BG Group tire à son tour les conséquences du recul des cours du pétrole depuis l'été dernier
BG Group se prépare à des conditions d’exploitation toujours difficiles en 2015. Afin de tenir compte du repli significatif du cours des matières premières et particulièrement du pétrole depuis l’été dernier, le producteur britannique de gaz naturel a enregistré au quatrième trimestre 2014 une dépréciation d’actifs de 5,94 milliards de dollars (5,25 milliards d’euros) après impôts, entraînant une perte nette de 5 milliards de dollars sur la période et d’un peu plus d’un milliard sur l’ensemble de l’année.

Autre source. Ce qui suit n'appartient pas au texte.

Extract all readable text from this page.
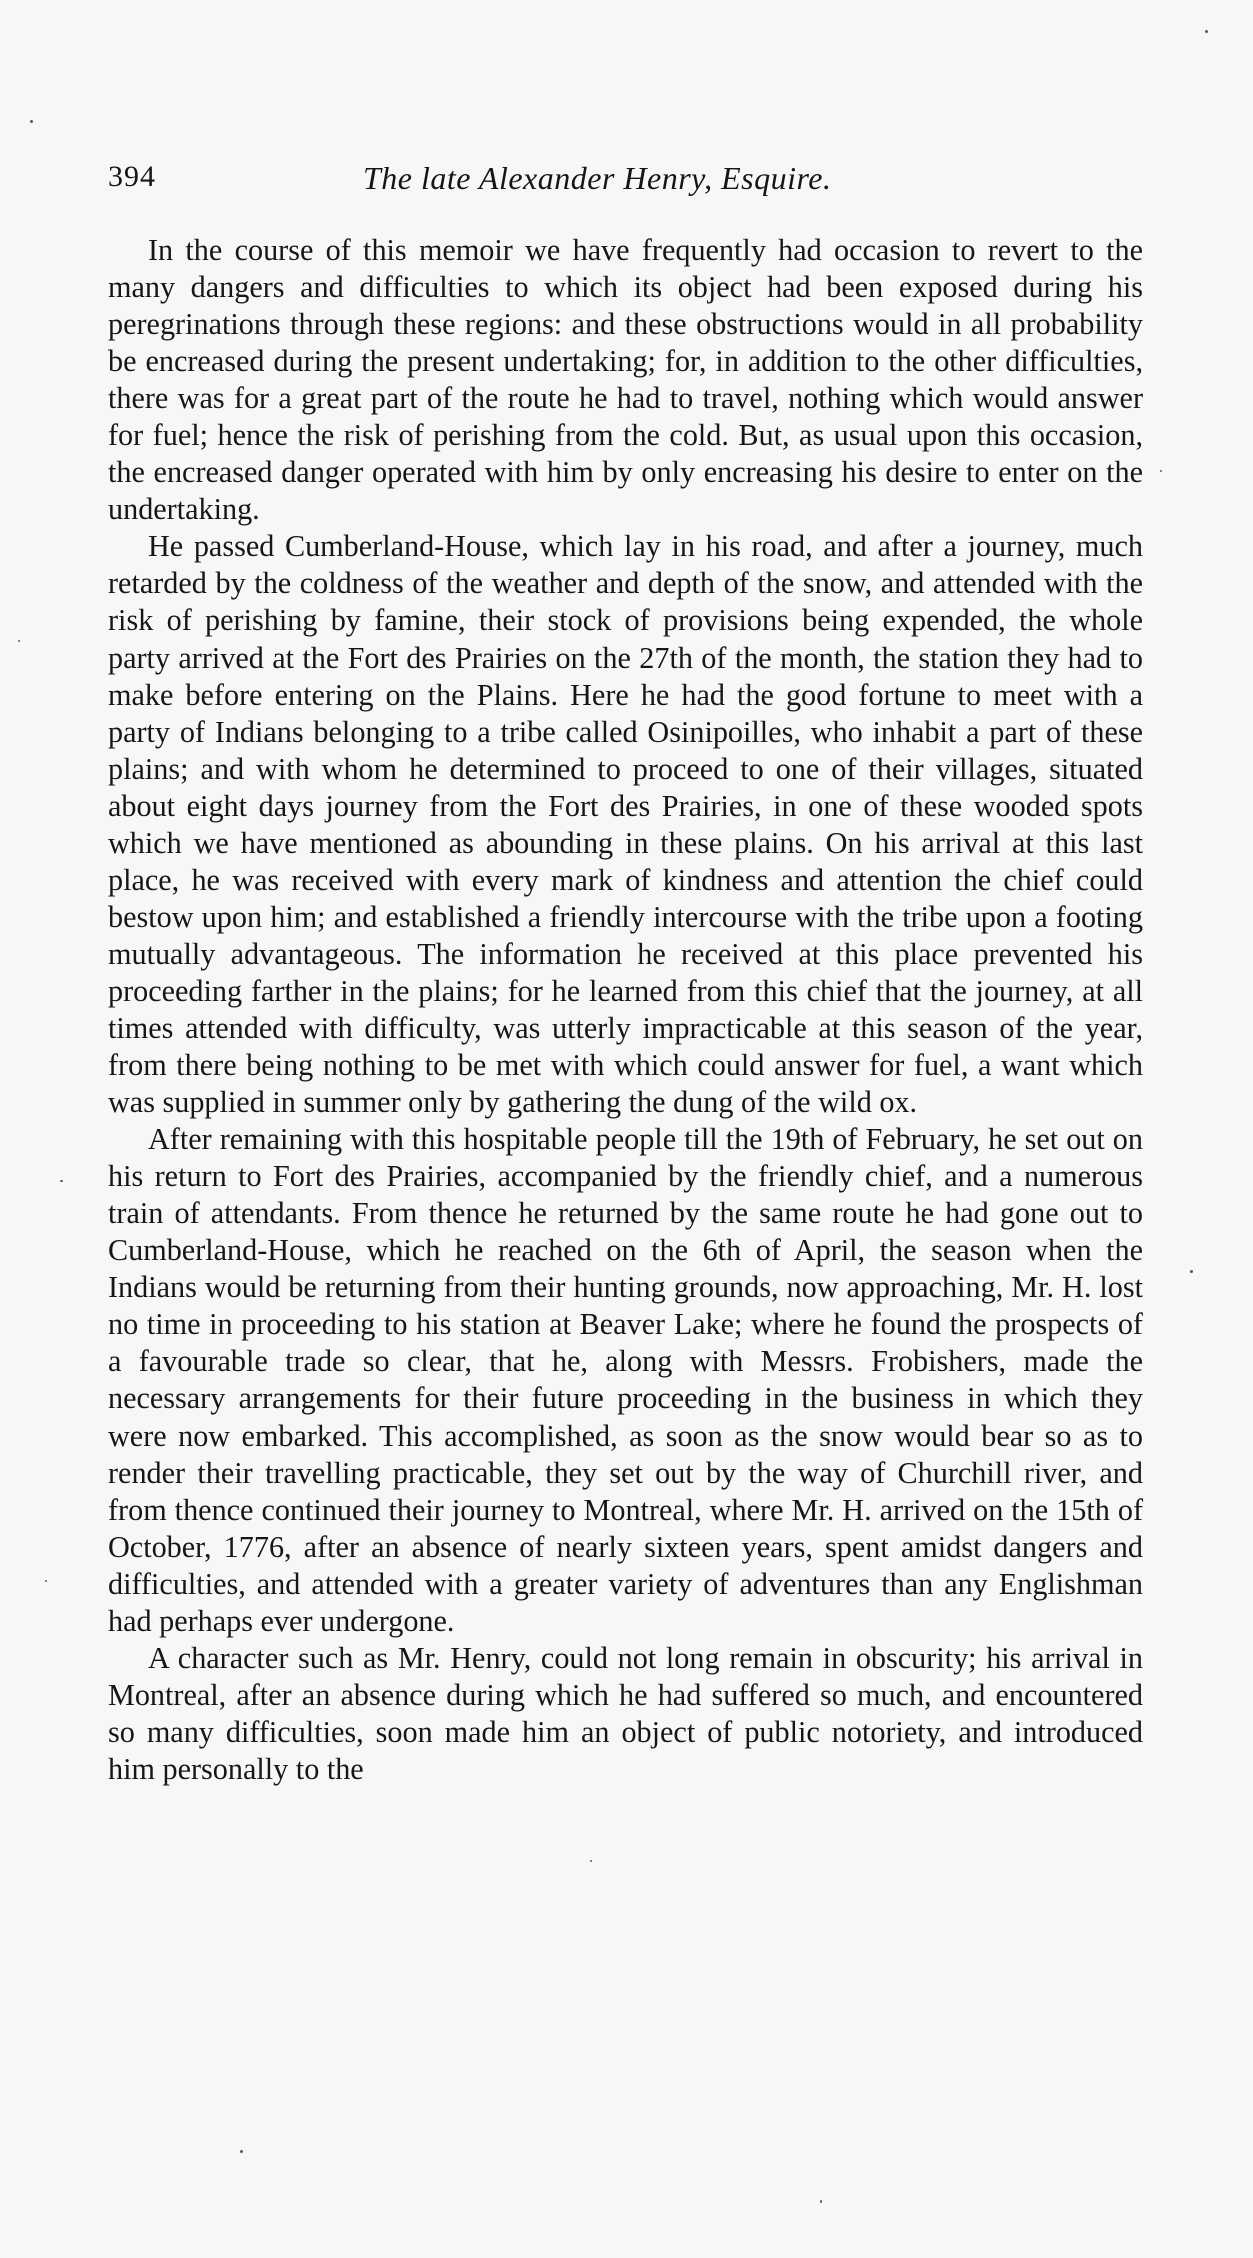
394	The late Alexander Henry, Esquire.

In the course of this memoir we have frequently had occasion to revert to the many dangers and difficulties to which its object had been exposed during his peregrinations through these regions: and these obstructions would in all probability be encreased during the present undertaking; for, in addition to the other difficulties, there was for a great part of the route he had to travel, nothing which would answer for fuel; hence the risk of perishing from the cold. But, as usual upon this occasion, the encreased danger operated with him by only encreasing his desire to enter on the undertaking.

He passed Cumberland-House, which lay in his road, and after a journey, much retarded by the coldness of the weather and depth of the snow, and attended with the risk of perishing by famine, their stock of provisions being expended, the whole party arrived at the Fort des Prairies on the 27th of the month, the station they had to make before entering on the Plains. Here he had the good fortune to meet with a party of Indians belonging to a tribe called Osinipoilles, who inhabit a part of these plains; and with whom he determined to proceed to one of their villages, situated about eight days journey from the Fort des Prairies, in one of these wooded spots which we have mentioned as abounding in these plains. On his arrival at this last place, he was received with every mark of kindness and attention the chief could bestow upon him; and established a friendly intercourse with the tribe upon a footing mutually advantageous. The information he received at this place prevented his proceeding farther in the plains; for he learned from this chief that the journey, at all times attended with difficulty, was utterly impracticable at this season of the year, from there being nothing to be met with which could answer for fuel, a want which was supplied in summer only by gathering the dung of the wild ox.

After remaining with this hospitable people till the 19th of February, he set out on his return to Fort des Prairies, accompanied by the friendly chief, and a numerous train of attendants. From thence he returned by the same route he had gone out to Cumberland-House, which he reached on the 6th of April, the season when the Indians would be returning from their hunting grounds, now approaching, Mr. H. lost no time in proceeding to his station at Beaver Lake; where he found the prospects of a favourable trade so clear, that he, along with Messrs. Frobishers, made the necessary arrangements for their future proceeding in the business in which they were now embarked. This accomplished, as soon as the snow would bear so as to render their travelling practicable, they set out by the way of Churchill river, and from thence continued their journey to Montreal, where Mr. H. arrived on the 15th of October, 1776, after an absence of nearly sixteen years, spent amidst dangers and difficulties, and attended with a greater variety of adventures than any Englishman had perhaps ever undergone.

A character such as Mr. Henry, could not long remain in obscurity; his arrival in Montreal, after an absence during which he had suffered so much, and encountered so many difficulties, soon made him an object of public notoriety, and introduced him personally to the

Plus des trois quarts du montant total déprécié concernent ses activités australiennes, 13% proviennent d’une révision en baisse de ses réserves en Egypte et le reste est lié à un réajustement de valeur d’actifs situés en mer du Nord, en Tunisie et aux Etats-Unis.
Cette dépréciation d’actifs explique en grande partie la progression de 13% de son endettement net qui atteignait 12 milliards de dollars au 31 décembre 2014, soit 41,2% des fonds propres, contre 33,2% un an plus tôt. S’il propose un maintien de son dividende au même niveau que celui de 2014, BG a l’intention de diminuer cette année de 25 à 35% ses investissements par rapport aux 9,4 milliards de l’exercice écoulé. Cette réduction sera accompagnée d’une baisse de 10% de ses dépenses d’exploitation, ce qui inclura des suppressions de postes, a précisé le groupe gazier qui a déjà réduit ses effectifs d’environ 15% l’an dernier.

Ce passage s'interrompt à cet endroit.